Ná - Por gostar tanto dessas vozes. Tem o Kiko Dinucci
também, em Lizete. Nós, da banda,
estávamos envolvidos com a exploração das sonoridades, timbres, o que me levou
a ter vontade de ampliar também as sonoridades do canto ao ponto de interagir
com outros cantores, outras personalidades. Adorei. Aliás o que mais gosto,
desde sempre, é de fazer música junto.
M.T. - Ultimamente estão regravando obras primas do
cancioneiro de Itamar Assumpção, como Zélia Duncan, Ney Matogrosso, Vírginia
Rosa, Mônica Salmaso. Já pensou em fazer um disco inteiro para homenagea-lo?

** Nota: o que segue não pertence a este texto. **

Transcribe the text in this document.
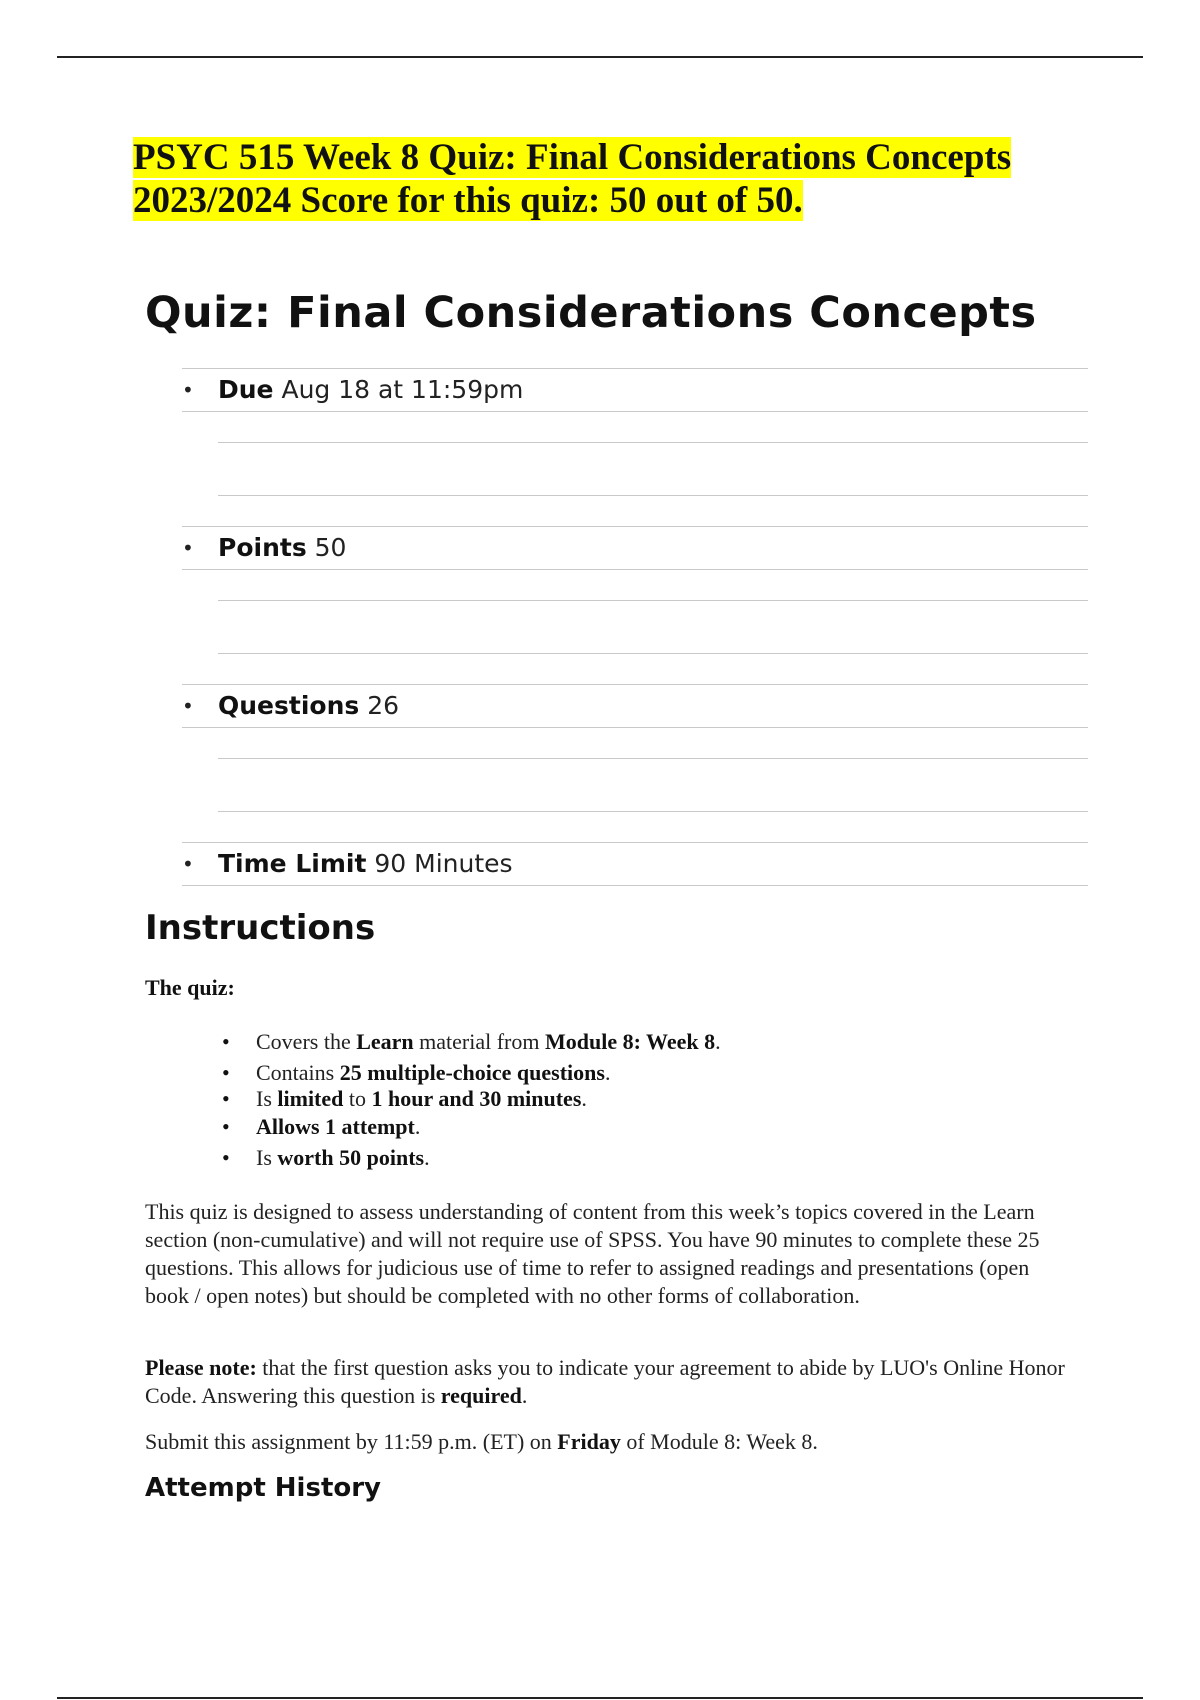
PSYC 515 Week 8 Quiz: Final Considerations Concepts 2023/2024 Score for this quiz: 50 out of 50.
Quiz: Final Considerations Concepts
• Due Aug 18 at 11:59pm
• Points 50
• Questions 26
• Time Limit 90 Minutes
Instructions

The quiz:

• Covers the Learn material from Module 8: Week 8.
• Contains 25 multiple-choice questions.
• Is limited to 1 hour and 30 minutes.
• Allows 1 attempt.
• Is worth 50 points.

This quiz is designed to assess understanding of content from this week’s topics covered in the Learn section (non-cumulative) and will not require use of SPSS. You have 90 minutes to complete these 25 questions. This allows for judicious use of time to refer to assigned readings and presentations (open book / open notes) but should be completed with no other forms of collaboration.

Please note: that the first question asks you to indicate your agreement to abide by LUO's Online Honor Code. Answering this question is required.

Submit this assignment by 11:59 p.m. (ET) on Friday of Module 8: Week 8.

Attempt History
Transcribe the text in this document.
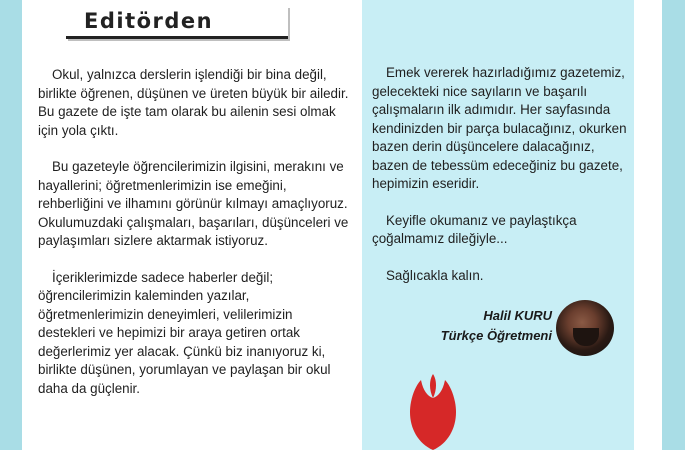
Editörden

Okul, yalnızca derslerin işlendiği bir bina değil, birlikte öğrenen, düşünen ve üreten büyük bir ailedir. Bu gazete de işte tam olarak bu ailenin sesi olmak için yola çıktı.

Bu gazeteyle öğrencilerimizin ilgisini, merakını ve hayallerini; öğretmenlerimizin ise emeğini, rehberliğini ve ilhamını görünür kılmayı amaçlıyoruz. Okulumuzdaki çalışmaları, başarıları, düşünceleri ve paylaşımları sizlere aktarmak istiyoruz.

İçeriklerimizde sadece haberler değil; öğrencilerimizin kaleminden yazılar, öğretmenlerimizin deneyimleri, velilerimizin destekleri ve hepimizi bir araya getiren ortak değerlerimiz yer alacak. Çünkü biz inanıyoruz ki, birlikte düşünen, yorumlayan ve paylaşan bir okul daha da güçlenir.

Emek vererek hazırladığımız gazetemiz, gelecekteki nice sayıların ve başarılı çalışmaların ilk adımıdır. Her sayfasında kendinizden bir parça bulacağınız, okurken bazen derin düşüncelere dalacağınız, bazen de tebessüm edeceğiniz bu gazete, hepimizin eseridir.

Keyifle okumanız ve paylaştıkça çoğalmamız dileğiyle...

Sağlıcakla kalın.

Halil KURU
Türkçe Öğretmeni
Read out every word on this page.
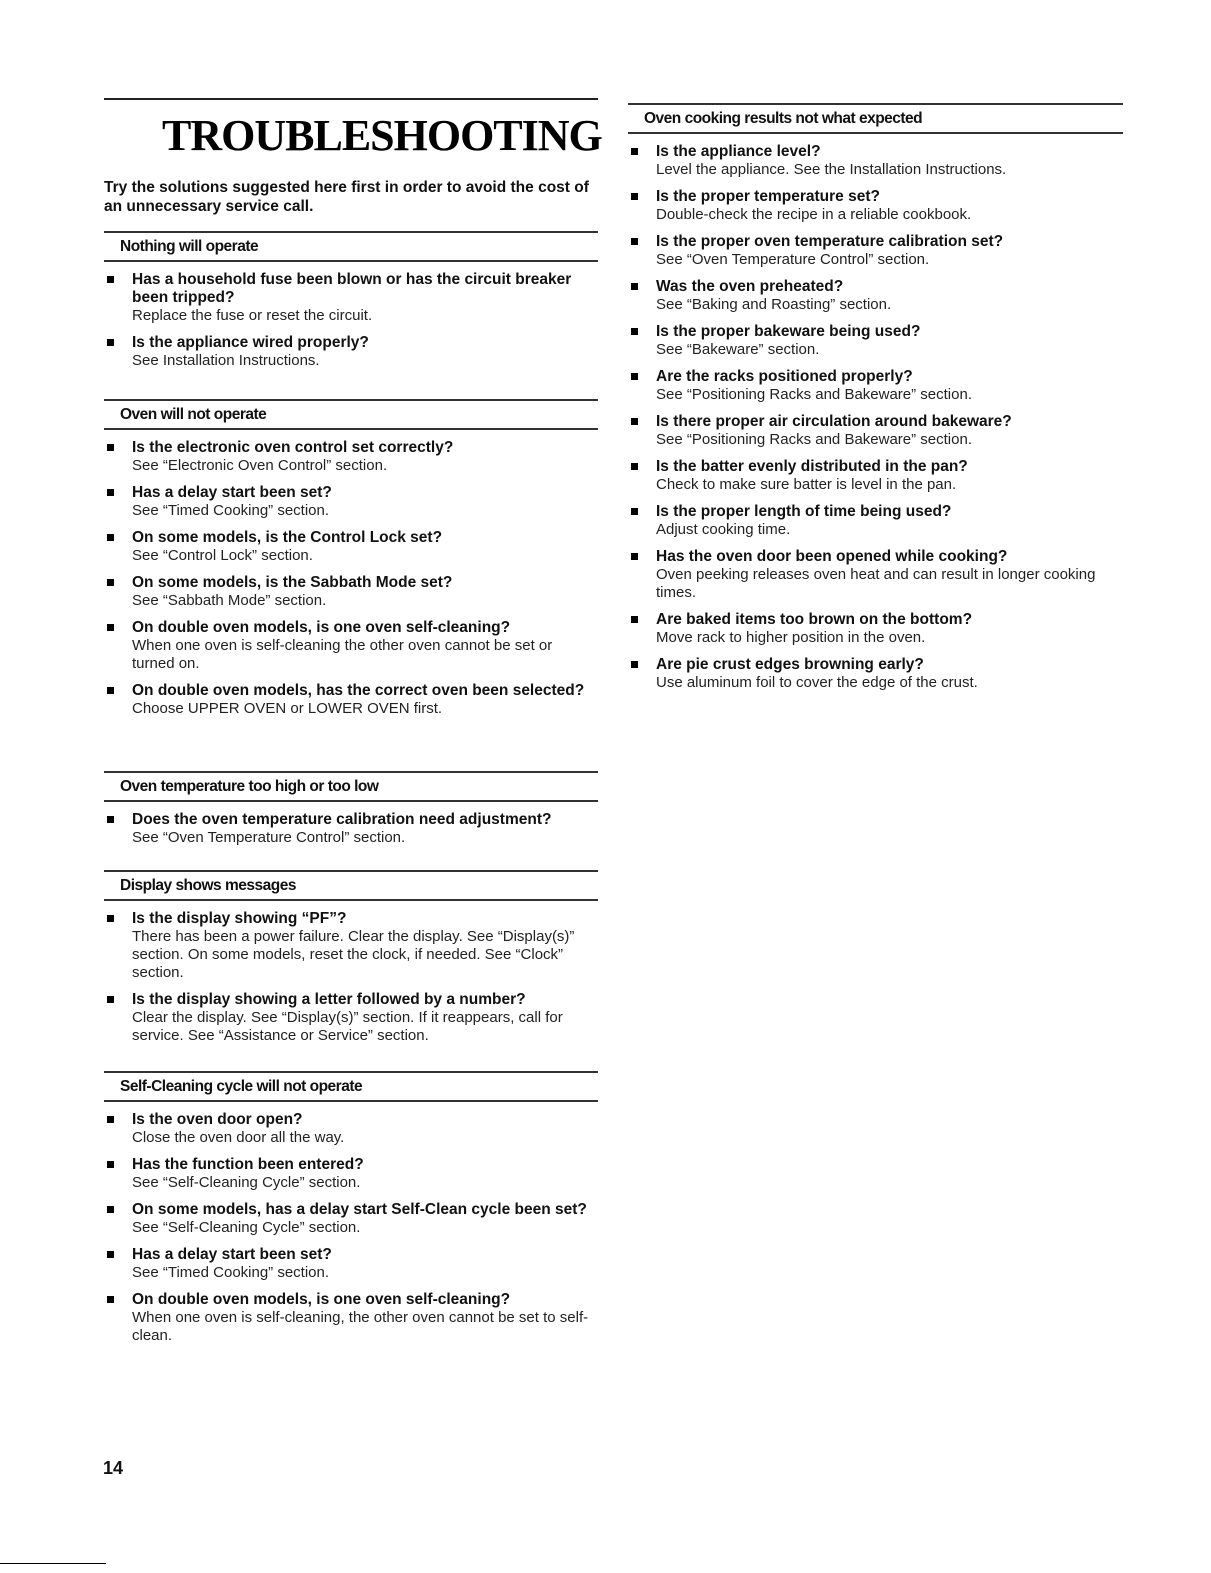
TROUBLESHOOTING
Try the solutions suggested here first in order to avoid the cost of an unnecessary service call.
Nothing will operate
Has a household fuse been blown or has the circuit breaker been tripped?
Replace the fuse or reset the circuit.
Is the appliance wired properly?
See Installation Instructions.
Oven will not operate
Is the electronic oven control set correctly?
See “Electronic Oven Control” section.
Has a delay start been set?
See “Timed Cooking” section.
On some models, is the Control Lock set?
See “Control Lock” section.
On some models, is the Sabbath Mode set?
See “Sabbath Mode” section.
On double oven models, is one oven self-cleaning?
When one oven is self-cleaning the other oven cannot be set or turned on.
On double oven models, has the correct oven been selected?
Choose UPPER OVEN or LOWER OVEN first.
Oven temperature too high or too low
Does the oven temperature calibration need adjustment?
See “Oven Temperature Control” section.
Display shows messages
Is the display showing “PF”?
There has been a power failure. Clear the display. See “Display(s)” section. On some models, reset the clock, if needed. See “Clock” section.
Is the display showing a letter followed by a number?
Clear the display. See “Display(s)” section. If it reappears, call for service. See “Assistance or Service” section.
Self-Cleaning cycle will not operate
Is the oven door open?
Close the oven door all the way.
Has the function been entered?
See “Self-Cleaning Cycle” section.
On some models, has a delay start Self-Clean cycle been set?
See “Self-Cleaning Cycle” section.
Has a delay start been set?
See “Timed Cooking” section.
On double oven models, is one oven self-cleaning?
When one oven is self-cleaning, the other oven cannot be set to self-clean.
Oven cooking results not what expected
Is the appliance level?
Level the appliance. See the Installation Instructions.
Is the proper temperature set?
Double-check the recipe in a reliable cookbook.
Is the proper oven temperature calibration set?
See “Oven Temperature Control” section.
Was the oven preheated?
See “Baking and Roasting” section.
Is the proper bakeware being used?
See “Bakeware” section.
Are the racks positioned properly?
See “Positioning Racks and Bakeware” section.
Is there proper air circulation around bakeware?
See “Positioning Racks and Bakeware” section.
Is the batter evenly distributed in the pan?
Check to make sure batter is level in the pan.
Is the proper length of time being used?
Adjust cooking time.
Has the oven door been opened while cooking?
Oven peeking releases oven heat and can result in longer cooking times.
Are baked items too brown on the bottom?
Move rack to higher position in the oven.
Are pie crust edges browning early?
Use aluminum foil to cover the edge of the crust.
14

Ná - Amo o Itamar e sua obra! E tenho gostado muito de
todos esses tributos. Mas por enquanto me sinto muito bem na posição de
expectador.
M.T. - Embalar, a
primeira música do disco, trata-se de um presente seu para seus fãs. A Lente do Homem, a terceira faixa, fala
de fé e religião e Os Enfeitos de Cunhã,
a décima faixa, fala dos encantos da Amazônia. Este disco veio como forma de
dizer as várias facetas de Ná Ozzetti?
Ná - Embalar fala
da vida, sobretudo, de música. Cada compositor teve liberdade de explorar os
temas. Não há uma mensagem que rege as canções. Se houver, é a própria música.
M.T. - Algumas de suas músicas, como Equilíbrio em Meu Quintal ou Meu Dia D em Ná (1994), tratam
a língua portuguesa como um todo, numa forma mero-línguistica cantada, soa
rapidamente, como se fosse um trava-língua. Essa prática vem do Grupo Rumo ou é
uma forma única e exclusiva sua de cantar?
Ná - Esses trava-línguas
aparecem bastante nas minhas composições. Isso porque gosto de ficar brincando
com ritmos, daí quando vem a letra é um sufoco conseguir cantá-las. Mas me
divirto.
M.T. - Meu Quintal (2011) é um
disco que marca seus trinta anos de carreira. Posso dizer que é um disco
autobiográfico?
Ná - Parece ser, mas não é. Aliás, é e não é. Como disse,
quem explora os temas das canções são meus parceiros. Fico com a parte musical.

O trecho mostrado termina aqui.